Paginating Subdividing Resources
We can also break up resources into smaller pieces. This is often known as pagination, but it’s useful to do even when we’re not, strictly speaking, loading pages that someone is scrolling through. In the example above, if our product is quite large, we might want to avoid loading it all at once. For a bandwidth constrained connection (quite common in mobile scenarios), a 10Mb file could easily take ten seconds to load. This is way beyond our cognitive threshold budget.You might think, yeah, but we’re loading that in the background. But that makes it even worse. Someone using your app will just have these inexplicable pauses whenever your product catalog changes, because the execution context of a browser session is single-threaded.
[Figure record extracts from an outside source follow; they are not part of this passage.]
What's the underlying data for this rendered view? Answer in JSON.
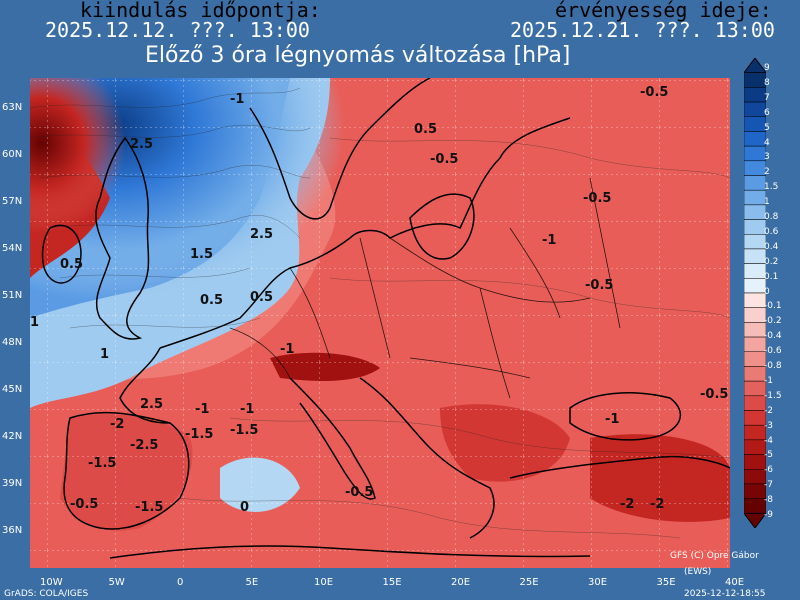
{
  "header": {
    "init_label": "kiindulás időpontja:",
    "init_value": "2025.12.12. ???. 13:00",
    "valid_label": "érvényesség ideje:",
    "valid_value": "2025.12.21. ???. 13:00",
    "title": "Előző 3 óra légnyomás változása [hPa]"
  },
  "axes": {
    "lat_ticks": [
      "63N",
      "60N",
      "57N",
      "54N",
      "51N",
      "48N",
      "45N",
      "42N",
      "39N",
      "36N"
    ],
    "lon_ticks": [
      "10W",
      "5W",
      "0",
      "5E",
      "10E",
      "15E",
      "20E",
      "25E",
      "30E",
      "35E",
      "40E"
    ]
  },
  "colorbar": {
    "levels": [
      "9",
      "8",
      "7",
      "6",
      "5",
      "4",
      "3",
      "2",
      "1.5",
      "1",
      "0.8",
      "0.6",
      "0.4",
      "0.2",
      "0.1",
      "0",
      "-0.1",
      "-0.2",
      "-0.4",
      "-0.6",
      "-0.8",
      "-1",
      "-1.5",
      "-2",
      "-3",
      "-4",
      "-5",
      "-6",
      "-7",
      "-8",
      "-9"
    ],
    "colors": [
      "#08306b",
      "#0b3b84",
      "#10479c",
      "#1656b3",
      "#1f66c8",
      "#2f78d6",
      "#4389de",
      "#5a9be4",
      "#72ade9",
      "#8abded",
      "#a0cbf0",
      "#b4d7f3",
      "#c7e2f6",
      "#d8ecf9",
      "#e6f2fb",
      "#fbe4e2",
      "#f9d0cd",
      "#f6bcb7",
      "#f3a6a0",
      "#ef908a",
      "#ea7a74",
      "#e4625d",
      "#dc4b47",
      "#d23733",
      "#c42622",
      "#b31a17",
      "#a0110f",
      "#8c0a09",
      "#770505",
      "#640202"
    ]
  },
  "contour_labels": [
    "2.5",
    "2.5",
    "1.5",
    "1",
    "0.5",
    "1",
    "0.5",
    "-1",
    "2.5",
    "0.5",
    "-0.5",
    "-0.5",
    "-1",
    "-0.5",
    "-1",
    "-2",
    "-2.5",
    "-1.5",
    "-1.5",
    "-0.5",
    "-1.5",
    "-1",
    "-0.5",
    "-0.5",
    "0",
    "-0.5",
    "-1",
    "0.5",
    "-1",
    "-2",
    "-2",
    "-1.5"
  ],
  "footer": {
    "left": "GrADS: COLA/IGES",
    "right": "2025-12-12-18:55",
    "credit_line1": "GFS (C) Opre Gábor",
    "credit_line2": "(EWS)"
  }
}
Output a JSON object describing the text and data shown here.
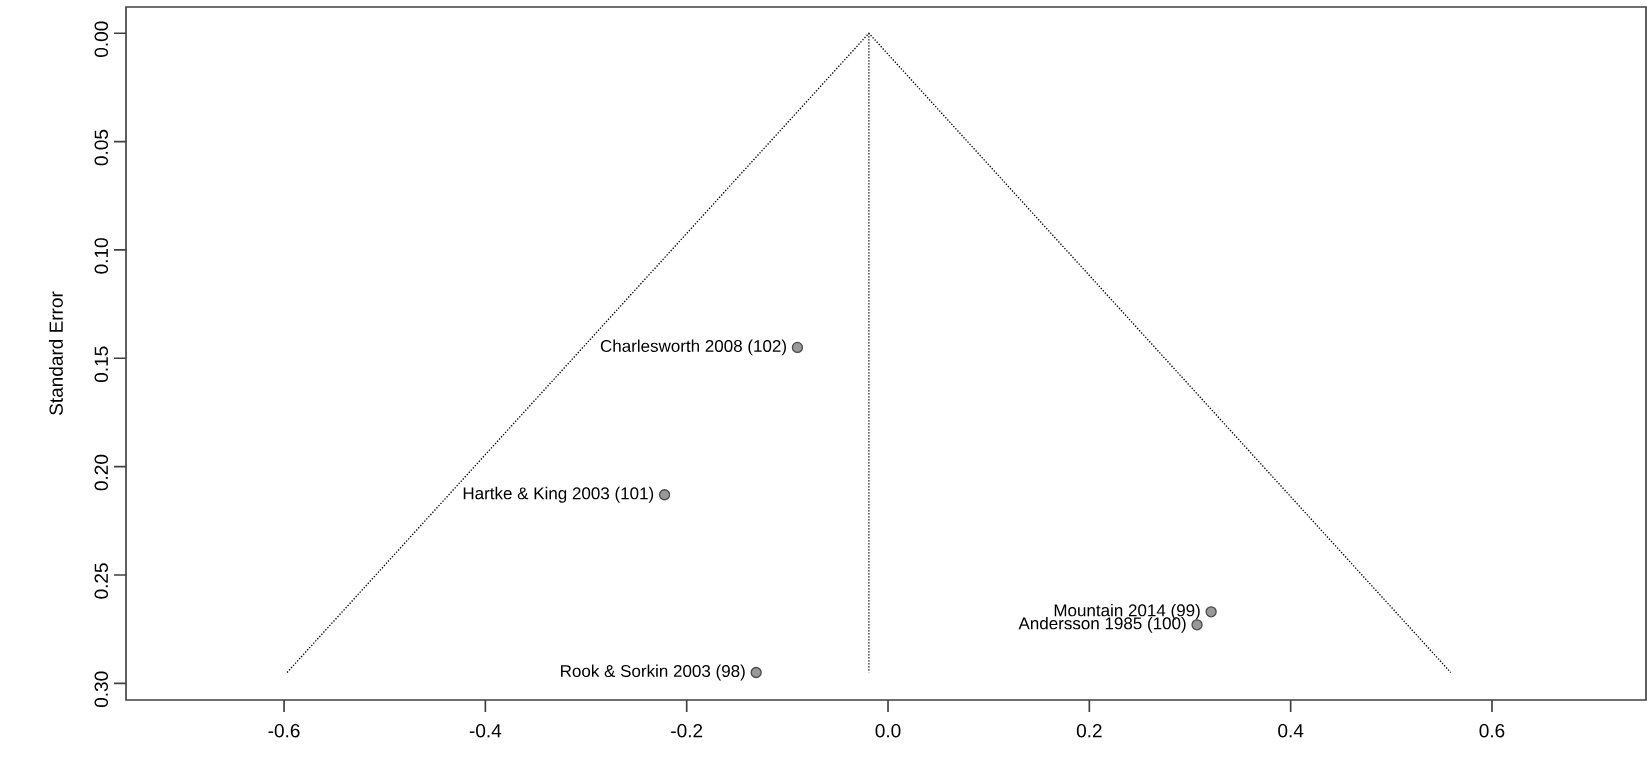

We can simply take the resource URL for the file and add a parameter to it, indicating which part of the resource we want. (Remember, using query parameters allows us to build URLs from other URLs without violating the principal of opacity.) This approach allows us to use the same caching strategy we were using before. Because the URL will be different, everything just works as it did before. HTTP doesn’t care. We simply need to change our server to handle the new request parameter.
We can also cache the responses of
PUT requests. Provided we stamp the responses with the appropriate caching headers, the client is free to cache the response just as it would with a
GET. And, again, most modern browsers will do this automatically for us.
Exercises For The Reader
We didn’t talk much about the server side of the performance equation. That’s partly because there are a lot of possible ways to approach the problem. There are proxy servers, like Varnish or Squid, that can do a lot of the work for you. Exercise for the reader: how does the design of HTTP help make this use of proxies possible? You can use CDNs, of course, which serve the dual purpose of reducing latency and acting as a proxy cache. There are also simple design patterns you can use in your own application code.
But even if all you do on the server is stamp responses with
etag headers, and then check the
etag before sending a response (sending a
304 if the
if-no-match header matches the
etag you would have returned), you can still see significant performance gains.